Katliamda hayatını kaybeden arkadaşlarımızın eşyaları, verilmesine dair karar olmasına rağmen, delil olduğu gerekçesiyle ailelere verilmedi. Bu taleplerin de bir sonraki celsede değerlendirilmesine karar verildi. 21 ay boyunca bir iddianamenin oluşturulduğunu düşünmüştük ama oluşturulmamış. Ankara katliamıyla ilgili istihbarattan alınan bazı belgeler var. Onun dışında bize sunulan net bir şey yok. Duruşmada dilekçelerimizin hepsi reddedildi. Bu süreçte sadece ilçe emniyet müdürü Mehmet Yapalıal’a bir dava açıldı. Onu da kamuoyu baskısı sonunda açtılar. Ama ödül gibi 7 bin 500 lira para cezası verildi, o da telefon taksidi gibi 12 aya bölündü. Oysa Yapalıal’a verilen ceza bizce devletin birçok suçlu olduğunu kabul etmesi ve bir kişiyi suçlayarak arka planda insanların yaptıklarını örtme çabasıdır.
Merve Kanak: O gün Amara Kültür Merkezi’nin içindeydim ben. Oradan çıktıktan sonra bizim de Madımak hikayemiz var demiştim. Madımak zamanaşımına uğrayan bir davaydı. Türkiye zaten bu davaların coğrafyası. Ben adaletin devletin tarafından tecelli edebileceğine inanmıyorum. Çünkü adaleti sağlamak için önce o insanların acılarına sahip çıkmak lazım. İstenmeyen vatandaşlar olduğumuzu düşündüğümde de bu adaletin bize bir şey getirmeyeceğinin farkındayım.

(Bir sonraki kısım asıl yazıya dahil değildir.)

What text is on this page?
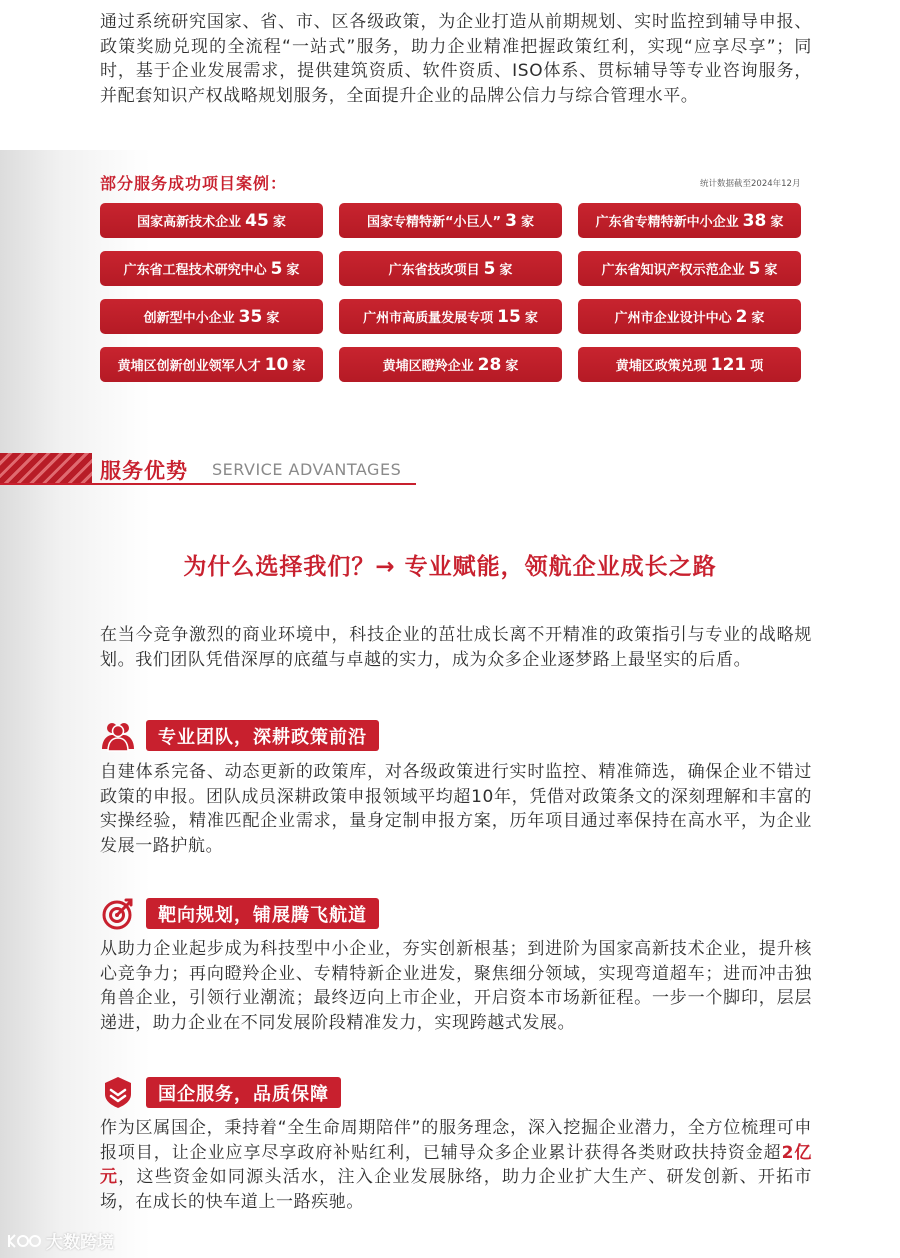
通过系统研究国家、省、市、区各级政策，为企业打造从前期规划、实时监控到辅导申报、政策奖励兑现的全流程“一站式”服务，助力企业精准把握政策红利，实现“应享尽享”；同时，基于企业发展需求，提供建筑资质、软件资质、ISO体系、贯标辅导等专业咨询服务，并配套知识产权战略规划服务，全面提升企业的品牌公信力与综合管理水平。

部分服务成功项目案例：	统计数据截至2024年12月
国家高新技术企业 45 家	国家专精特新“小巨人” 3 家	广东省专精特新中小企业 38 家
广东省工程技术研究中心 5 家	广东省技改项目 5 家	广东省知识产权示范企业 5 家
创新型中小企业 35 家	广州市高质量发展专项 15 家	广州市企业设计中心 2 家
黄埔区创新创业领军人才 10 家	黄埔区瞪羚企业 28 家	黄埔区政策兑现 121 项
服务优势 SERVICE ADVANTAGES
为什么选择我们？→ 专业赋能，领航企业成长之路

在当今竞争激烈的商业环境中，科技企业的茁壮成长离不开精准的政策指引与专业的战略规划。我们团队凭借深厚的底蕴与卓越的实力，成为众多企业逐梦路上最坚实的后盾。

专业团队，深耕政策前沿

自建体系完备、动态更新的政策库，对各级政策进行实时监控、精准筛选，确保企业不错过政策的申报。团队成员深耕政策申报领域平均超10年，凭借对政策条文的深刻理解和丰富的实操经验，精准匹配企业需求，量身定制申报方案，历年项目通过率保持在高水平，为企业发展一路护航。

靶向规划，铺展腾飞航道

从助力企业起步成为科技型中小企业，夯实创新根基；到进阶为国家高新技术企业，提升核心竞争力；再向瞪羚企业、专精特新企业进发，聚焦细分领域，实现弯道超车；进而冲击独角兽企业，引领行业潮流；最终迈向上市企业，开启资本市场新征程。一步一个脚印，层层递进，助力企业在不同发展阶段精准发力，实现跨越式发展。

国企服务，品质保障

作为区属国企，秉持着“全生命周期陪伴”的服务理念，深入挖掘企业潜力，全方位梳理可申报项目，让企业应享尽享政府补贴红利，已辅导众多企业累计获得各类财政扶持资金超2亿元，这些资金如同源头活水，注入企业发展脉络，助力企业扩大生产、研发创新、开拓市场，在成长的快车道上一路疾驰。

大数跨境
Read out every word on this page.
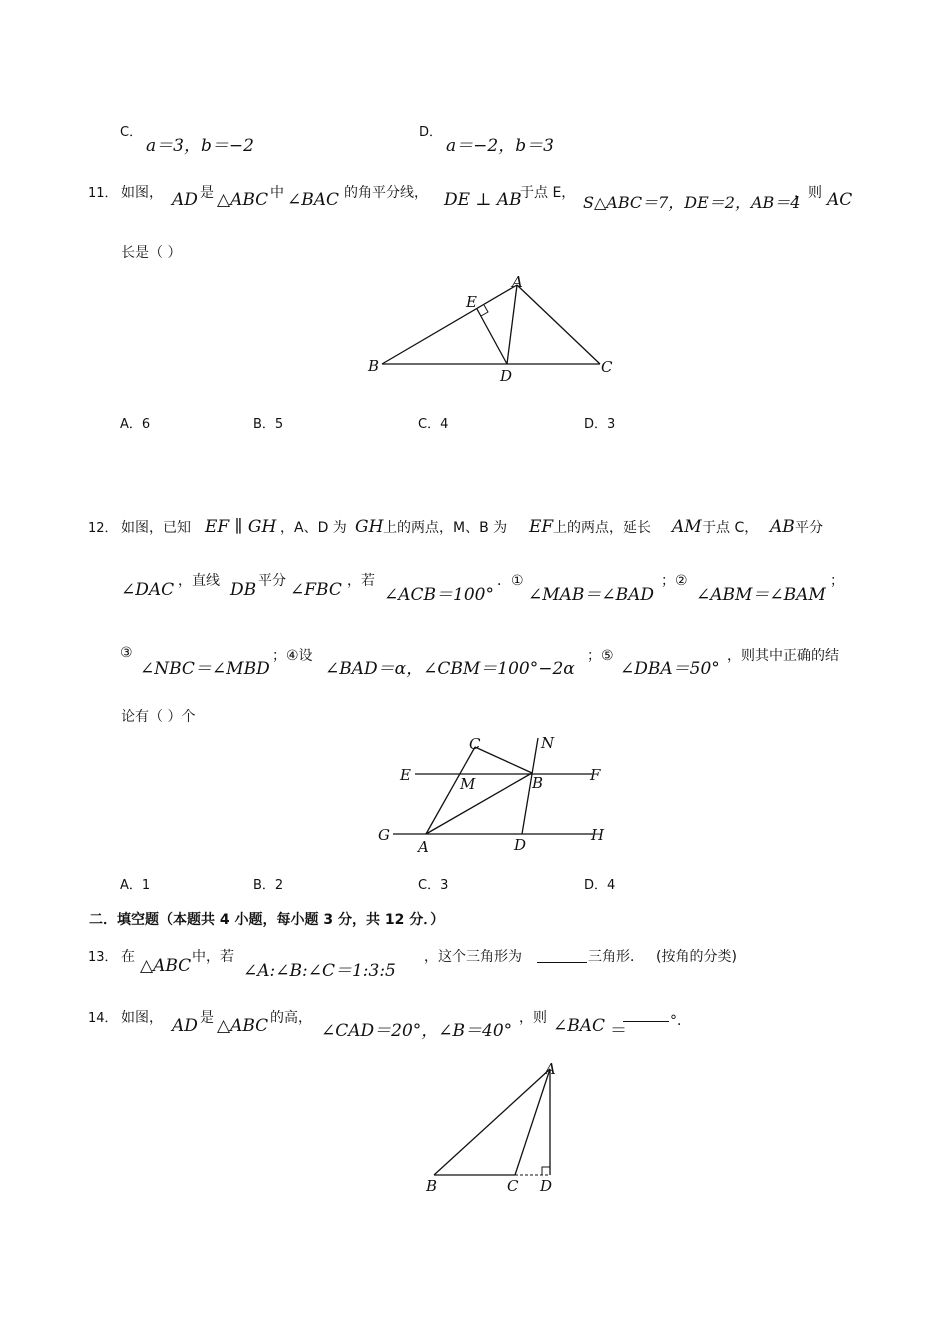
C．
a＝3，b＝−2
D．
a＝−2，b＝3
11． 如图， AD 是 △ABC 中 ∠BAC 的角平分线， DE ⊥ AB
于点 E， S△ABC＝7，DE＝2，AB＝4
，则 AC
长是（ ）
A
E
B
D	C
A．6	B．5	C．4	D．3
12． 如图，已知 EF ∥ GH ，A、D 为 GH 上的两点，M、B 为 EF 上的两点，延长 AM 于点 C， AB 平分
∠DAC ，直线 DB 平分 ∠FBC ，若
∠ACB＝100°
．①
∠MAB＝∠BAD
；②
∠ABM＝∠BAM
；
③
∠NBC＝∠MBD
；④设
∠BAD＝α，∠CBM＝100°−2α
；⑤
∠DBA＝50°
，则其中正确的结
论有（ ）个
C	N
E	F
M	B
G	H
A	D
A．1	B．2	C．3	D．4
二．填空题（本题共 4 小题，每小题 3 分，共 12 分．）
13． 在 △ABC 中，若
∠A:∠B:∠C＝1:3:5
，这个三角形为	三角形． (按角的分类)
14． 如图， AD 是 △ABC 的高，
∠CAD＝20°，∠B＝40°
，则 ∠BAC ＝	°．
A
B	C D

Suruç’un planlı yapıldığını düşünüyorum. Bizim otobüsümüz kontrol edilmedi ama giden diğer otobüslerin kontrol edildiğini biliyoruz. Aylardır aranan bir insanın Emniyet Müdürlüğü önünden elini kolunu sallayarak geçmesi nasıl mümkün oluyor, bizim Suruç gibi küçücük bir yerde GBT kaydımıza bakılırken bir IŞİD üyesi nasıl böyle bir şey yapabiliyor? Devletin konumunu nerede belirleyeceği çok önemli. Biz asıl gücümüzü arkadaşlarımızdan, STK’lardan, insan hakları savunucularından alacağız. Ama devletin yapmak istediğinin tam tersi olduk, çok daha kalabalık olduk. Adalet talebimiz her zaman olacaktır. Suruç’un emsal olabileceğini düşünüyoruz. Çünkü Ankara, Taksim, Reina, hepsi aynı politikadan beslenen saldırılar. Adalet talebimizi sürdüremezsek Suruç unutulacak ve ben 33 arkadaşım adına unutturmamayı görev biliyorum.
"Neye yol açtıklarını bilmeleri lazım"
Gökçe, 4 Mayıs’ta Urfa, Hilvan’da görülen ilk duruşmadaydın. Orada neler yaşadığınızdan bahseder misin?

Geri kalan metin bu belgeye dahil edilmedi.